## Graphical equity 1

##### Oct 02, 2006

I've been slow checking my email lately: several of you have pointed me to interesting charts; I will work through them over the next week or so.  This post is inspired by John S. who forwarded two charts, illustrating where the U.S. gets its energy and how the U.S. uses its energy.

The first visualization, created by Energy Information Administration, emphasizes the physical connections between energy sources and energy use sectors.  This construct is known as a "network graph", and widely used by engineers; the ovals/rectangles are called "nodes", the lines "arcs".  It functions well as a map visualizing physical relationships but it fails as a vessel for data.  Problems are multiple:

• The web of arcs is messy and gets worse with more nodes
• Here, each node has either an input or an output but not both, keeping it simple.  If a node is allowed to take both input and output (the so-called transhipment node), then the graph gets messier
• Arcs converging at a node leave little space for data labels

Next, the Skeptical Optimist blog recast the data onto a construct known to "Marimekko" to management consultants.  Deconstructed, these are column charts,  such that the width of each column represents the relative size of each energy source.

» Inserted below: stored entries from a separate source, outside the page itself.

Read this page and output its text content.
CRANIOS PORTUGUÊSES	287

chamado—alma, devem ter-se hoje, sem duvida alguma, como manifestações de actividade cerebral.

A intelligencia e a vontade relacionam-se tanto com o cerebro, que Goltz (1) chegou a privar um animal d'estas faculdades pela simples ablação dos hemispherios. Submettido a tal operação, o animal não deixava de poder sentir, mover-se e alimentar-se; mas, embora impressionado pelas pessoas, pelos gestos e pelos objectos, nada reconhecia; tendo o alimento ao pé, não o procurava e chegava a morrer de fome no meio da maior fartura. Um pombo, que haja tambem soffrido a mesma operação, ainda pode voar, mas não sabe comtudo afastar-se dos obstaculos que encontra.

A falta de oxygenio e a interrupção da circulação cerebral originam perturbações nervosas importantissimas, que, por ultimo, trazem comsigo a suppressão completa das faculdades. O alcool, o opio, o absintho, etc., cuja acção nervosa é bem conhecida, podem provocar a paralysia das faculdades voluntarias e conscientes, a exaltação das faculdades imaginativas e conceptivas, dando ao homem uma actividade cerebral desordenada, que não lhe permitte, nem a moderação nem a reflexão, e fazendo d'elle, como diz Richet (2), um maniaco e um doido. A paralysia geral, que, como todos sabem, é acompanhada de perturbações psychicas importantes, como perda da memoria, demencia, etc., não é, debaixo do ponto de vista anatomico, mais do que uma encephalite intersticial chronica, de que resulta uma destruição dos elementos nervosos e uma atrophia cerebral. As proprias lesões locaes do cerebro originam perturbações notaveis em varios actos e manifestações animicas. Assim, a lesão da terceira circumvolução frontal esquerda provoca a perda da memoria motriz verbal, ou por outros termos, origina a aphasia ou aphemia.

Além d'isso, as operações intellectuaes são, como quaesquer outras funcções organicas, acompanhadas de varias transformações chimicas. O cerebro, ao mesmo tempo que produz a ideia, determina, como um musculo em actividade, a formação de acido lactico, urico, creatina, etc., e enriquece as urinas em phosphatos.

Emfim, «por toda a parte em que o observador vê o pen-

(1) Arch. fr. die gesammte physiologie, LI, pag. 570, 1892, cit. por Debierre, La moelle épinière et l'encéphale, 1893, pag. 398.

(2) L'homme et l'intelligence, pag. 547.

This one does a fairly effective job showing most of our transportation needs are met with oil, our electricity needs are met with coal, our energy sources are roughly split between oil, gas and coal, and so on.

One weakness of Marimekko is "inequity": by its origin as a column chart, it elevates one variable over the other.  What's the relative size of energy used by the industrial sector (blue)?  That's not a question easily answered by this chart.  Even when the column segments are adjoining, as in the case of electricity use (yellow), it is very taxing to size up the yellow area relative to the total area.

So it is that we seek a graph that treats the two variables (source, use sector) equitably.  More later.

Update: Jon posted a response here, and points to a tutorial for creating Marimekko type charts.

You can follow this conversation by subscribing to the comment feed for this post.

Are you classifying the column chart above as "junk"? If so, what are you proposing as a superior alternative?

You can overcome the stated shortcoming of Marimekko charts by adding a "Total" stack to the right of the main chart, as shown on this page:

http://peltiertech.com/Excel/Commentary/GraphicalEquity1.html

The "statistical" name for Marimekko plots are mosaic plots. You may be interested in a close relative, the fluctuation diagram, which doesn't have the implicit conditionining of the mosaic plot.

Mondrian has nice interactive implementations of both of these.

The Energy Information Agency often uses energy flow diagrams that I find a much more compelling way to convey this type of information. C.f. http://www.eia.doe.gov/emeu/aer/pdf/pages/sec8_3.pdf

Steve: I like the Marimekko better than the network graph chart but at the same time, the Marimekko has its problems. I'm hoping readers like Jon would come up with ideas. Stay tuned.

Hadley: I've seen mosaic plots for visualizing categorical variables, and the marimekko is indeed an extension of those to continuous variables.

Zuil: Unfortunately with the energy flow diagram you linked to, it doesn't reveal what percentage of all nuclear energy is used by residential, commercial, industrial etc. Same for petroleum, coal, renewable etc. Still, it conveys a lot of information in a very effective way.

Lope: I linked to the “Flow” or “Sankey” diagram as an example of the approach, not for its data. I do agree that is would be more enlightening if the data were represented as percentages, though that could be done very easily.

I wonder why the EIA used the chart that Keiser linked to, rather that using the Sankey diagram it typically does… Perhaps it was due to a misguided belief that Sankey diagrams are too “technical” for a general audience… If so, I very much disagree. Though often difficult to draw, Sankey diagrams are IMHO unbeatable to represent any type of lossless flow (energy, money, fluids, etc).

"I wonder why the EIA used the chart that Keiser linked to, rather that using the Sankey diagram it typically does?"

Size constraints maybe? If you go to this link http://www.eia.doe.gov/overview_hd.html they did use it, but it's very difficult to make out the text. Maybe Sankey diagrams need to have a lot of space to be effective.

I agree with you, I prefer the Sankey diagram. It's more fun, draws me in.

Oh, I wasn't paying attention to the chart - it's not a mosaic plot, but a stacked spinogram. But please stop calling it Marimekko - this is Marimekko.

The comments to this entry are closed.